There is a cycle to events in life. Whether it’s tied to celestial bodies, the annual seasons as the earth orbits the sun or just an independent rhythm established for reasons that are as yet unexplained, there is often a detectable to the random events that we experience in life. The LA Rams, as part of this existence, are not immune to the cycles that beset us all.
In fact, the Rams organization may be more susceptible to cycles than most NFL teams.
The Rams have been through bad seasons for the third time now. It’s a trend that has marked a rapid improvement in the team that has led to the NFL playoffs in the following season, and a Super Bowl appearance in two seasons. What do I mean?
2017: 11-5, 0-1 NFL Playoffs
2018: 13-3, 2-1 NFL Playoffs, Lost in Super Bowl LIII to NE Patriots 13-3
2020: 10-6 1-1 NFL Playoffs
2021: 12-5, 4-0 NFL Playoffs, Won in Super Bowl LVI over Cincinnati Bengals 23-20
2023: 10-7, sixth seed NFL Playoffs
That’s both uncanny, and amazing, isn’t it?
The cycle of life
Will the LA Rams adhere to their three-year cycle this go-around? There are no reasons to prevent it from happening all over again. After all, the narratives after the 2016 and 2019 seasons are almost word for word with what is being written about the LA Rams now. Poorly run organization. Badly constructed roster. Squandering salary cap dollars. Traded too many draft picks away.
And yet, the year after so many ‘experts’ wrote an epitaph for the LA Rams organization, the Rams burst back into the NFL Playoffs the following season. And two years later, the Rams proved to be the best team in the NFC. On one occasion, the Rams have proven to be the best team in the NFL.

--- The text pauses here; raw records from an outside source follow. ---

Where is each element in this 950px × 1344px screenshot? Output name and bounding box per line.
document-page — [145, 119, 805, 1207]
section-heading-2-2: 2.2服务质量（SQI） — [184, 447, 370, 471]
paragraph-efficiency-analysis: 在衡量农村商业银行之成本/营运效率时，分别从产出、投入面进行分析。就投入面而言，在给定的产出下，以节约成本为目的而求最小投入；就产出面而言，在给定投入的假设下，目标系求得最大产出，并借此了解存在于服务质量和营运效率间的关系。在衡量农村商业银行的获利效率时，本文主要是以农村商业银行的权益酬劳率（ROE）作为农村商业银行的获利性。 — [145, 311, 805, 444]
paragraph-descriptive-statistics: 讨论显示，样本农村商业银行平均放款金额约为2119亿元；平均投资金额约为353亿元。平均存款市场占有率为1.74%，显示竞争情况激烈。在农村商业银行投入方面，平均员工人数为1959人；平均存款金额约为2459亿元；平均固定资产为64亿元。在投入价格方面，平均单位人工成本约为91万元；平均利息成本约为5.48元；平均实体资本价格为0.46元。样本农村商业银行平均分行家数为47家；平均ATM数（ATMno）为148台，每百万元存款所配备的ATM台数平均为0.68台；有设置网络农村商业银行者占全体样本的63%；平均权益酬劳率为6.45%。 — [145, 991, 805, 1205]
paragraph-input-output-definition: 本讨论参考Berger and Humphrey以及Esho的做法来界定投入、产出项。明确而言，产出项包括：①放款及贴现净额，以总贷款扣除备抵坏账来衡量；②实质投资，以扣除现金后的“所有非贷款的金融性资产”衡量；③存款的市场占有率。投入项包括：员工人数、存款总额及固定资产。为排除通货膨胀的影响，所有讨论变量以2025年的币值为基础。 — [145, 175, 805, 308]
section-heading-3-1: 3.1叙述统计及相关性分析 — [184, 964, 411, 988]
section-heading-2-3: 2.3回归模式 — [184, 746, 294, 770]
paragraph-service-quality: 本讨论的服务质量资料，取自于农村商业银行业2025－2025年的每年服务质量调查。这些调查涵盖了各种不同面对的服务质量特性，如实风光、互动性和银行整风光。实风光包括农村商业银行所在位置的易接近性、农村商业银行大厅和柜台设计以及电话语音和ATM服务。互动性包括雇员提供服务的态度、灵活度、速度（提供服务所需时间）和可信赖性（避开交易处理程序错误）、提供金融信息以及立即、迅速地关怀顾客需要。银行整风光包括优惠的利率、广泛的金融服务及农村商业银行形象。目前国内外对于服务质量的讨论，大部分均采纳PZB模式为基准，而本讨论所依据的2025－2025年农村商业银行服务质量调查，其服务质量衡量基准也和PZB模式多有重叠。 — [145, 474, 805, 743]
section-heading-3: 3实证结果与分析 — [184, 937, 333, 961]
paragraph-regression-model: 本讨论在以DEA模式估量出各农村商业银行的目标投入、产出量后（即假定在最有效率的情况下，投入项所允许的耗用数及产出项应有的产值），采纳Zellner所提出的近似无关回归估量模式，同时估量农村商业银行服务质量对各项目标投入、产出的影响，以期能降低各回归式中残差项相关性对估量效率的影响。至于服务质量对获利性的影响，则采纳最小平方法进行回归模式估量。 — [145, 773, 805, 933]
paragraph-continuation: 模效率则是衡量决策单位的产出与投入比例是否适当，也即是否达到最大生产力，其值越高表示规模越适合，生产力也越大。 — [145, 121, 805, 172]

Okay, so the LA Rams have been a disappointing team three times in the last seven years. But what has followed has made it all worthwhile. Are there any guarantees that the Rams will make the playoffs in 2023 and appear in Super Bowl LIX? Of course not.
But life has a certain rhythm, a cycle, a way of doubling back on itself in a closed loop. For the Rams, that loop has proven to be a three-year cycle. It’s been that way for the past seven years. So why look for it to change now?